What The Candy House is really obsessed with is memory and by extension connection and the passing of time. (Probably unintentional, but what a move, when peak enjoyment of the thing you wrote relies on the reader’s ability to remember characters and their lives from 12 years ago.) Its characters look into each others’ pasts, trying to understand each other, or upload their own and look at pivotal moments for answers. Meanwhile, others are going to great lengths to opt-out entirely. All the while they’re dealing with the repercussions of the people who came before them — the Goon Squad parents, bosses, aunts, uncles, spouses, and friends who made messes and tried their best before anyone even had an iPhone.
Does that make you feel old?

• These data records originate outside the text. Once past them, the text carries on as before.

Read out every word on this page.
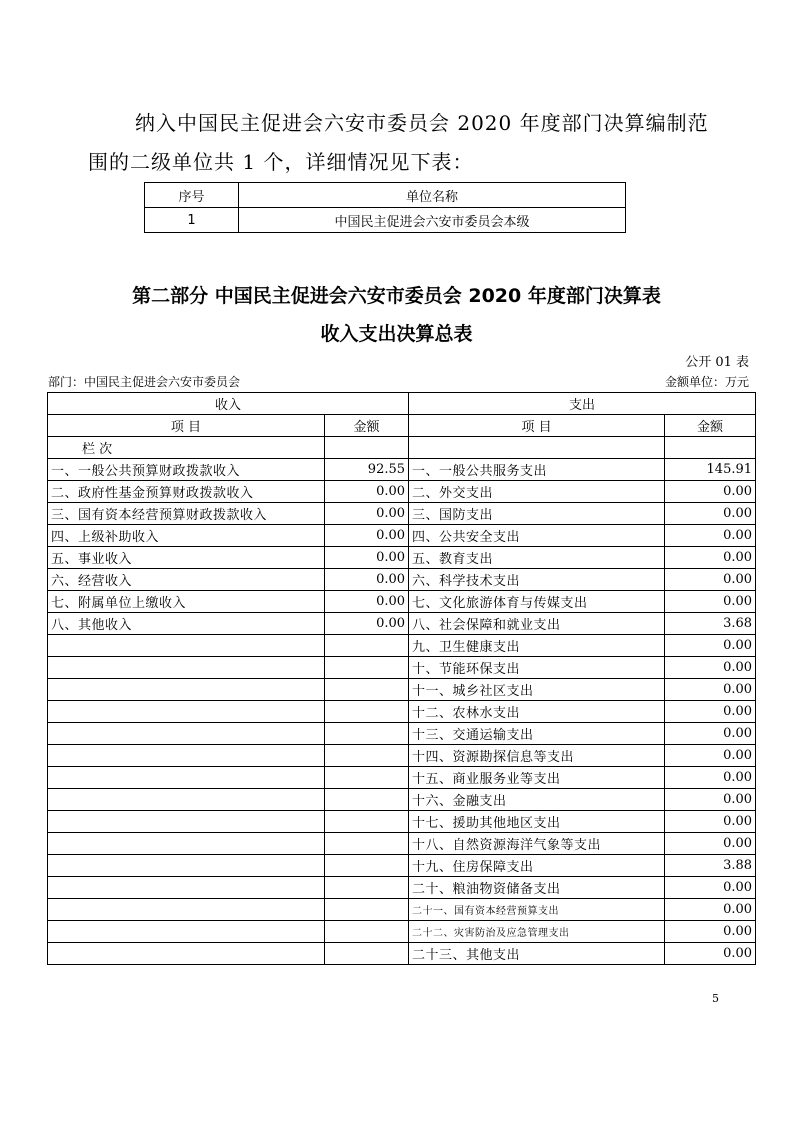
纳入中国民主促进会六安市委员会 2020 年度部门决算编制范
围的二级单位共 1 个，详细情况见下表：
序号	单位名称
1	中国民主促进会六安市委员会本级
第二部分 中国民主促进会六安市委员会 2020 年度部门决算表
收入支出决算总表
公开 01 表
部门：中国民主促进会六安市委员会	金额单位：万元
收入		支出	
项 目	金额	项 目	金额
栏 次			
一、一般公共预算财政拨款收入	92.55	一、一般公共服务支出	145.91
二、政府性基金预算财政拨款收入	0.00	二、外交支出	0.00
三、国有资本经营预算财政拨款收入	0.00	三、国防支出	0.00
四、上级补助收入	0.00	四、公共安全支出	0.00
五、事业收入	0.00	五、教育支出	0.00
六、经营收入	0.00	六、科学技术支出	0.00
七、附属单位上缴收入	0.00	七、文化旅游体育与传媒支出	0.00
八、其他收入	0.00	八、社会保障和就业支出	3.68
		九、卫生健康支出	0.00
		十、节能环保支出	0.00
		十一、城乡社区支出	0.00
		十二、农林水支出	0.00
		十三、交通运输支出	0.00
		十四、资源勘探信息等支出	0.00
		十五、商业服务业等支出	0.00
		十六、金融支出	0.00
		十七、援助其他地区支出	0.00
		十八、自然资源海洋气象等支出	0.00
		十九、住房保障支出	3.88
		二十、粮油物资储备支出	0.00
		二十一、国有资本经营预算支出	0.00
		二十二、灾害防治及应急管理支出	0.00
		二十三、其他支出	0.00
5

If these people don’t feel old they’re all definitely wrestling with mortality, cultural relevance, and legacy. I don’t know if there’s a meaningful difference between “feeling old” and fearing that you’ll be gone without a trace. Probably not.
So would you do it? Upload your consciousness? Allow others to access everything you’ve ever seen, done, and thought? You can do the first thing and not the second — externalizing your memories for your eyes only — but there are fictional and real people alike who would say even that’s going too far. I’d probably do it for me and me only, if I’m being honest. I can’t resist that candy house.
There’s mention in the book that people are connecting their consciousness to the "cubes” as they die in an attempt to give those left behind a look at what’s next. The answer, repeatedly, is nothing. Cut to black. And that’s sort of what Egan does at the end, even as it feels like there’s more of this world to be had. It all kind of just ends, and I wish it wouldn’t.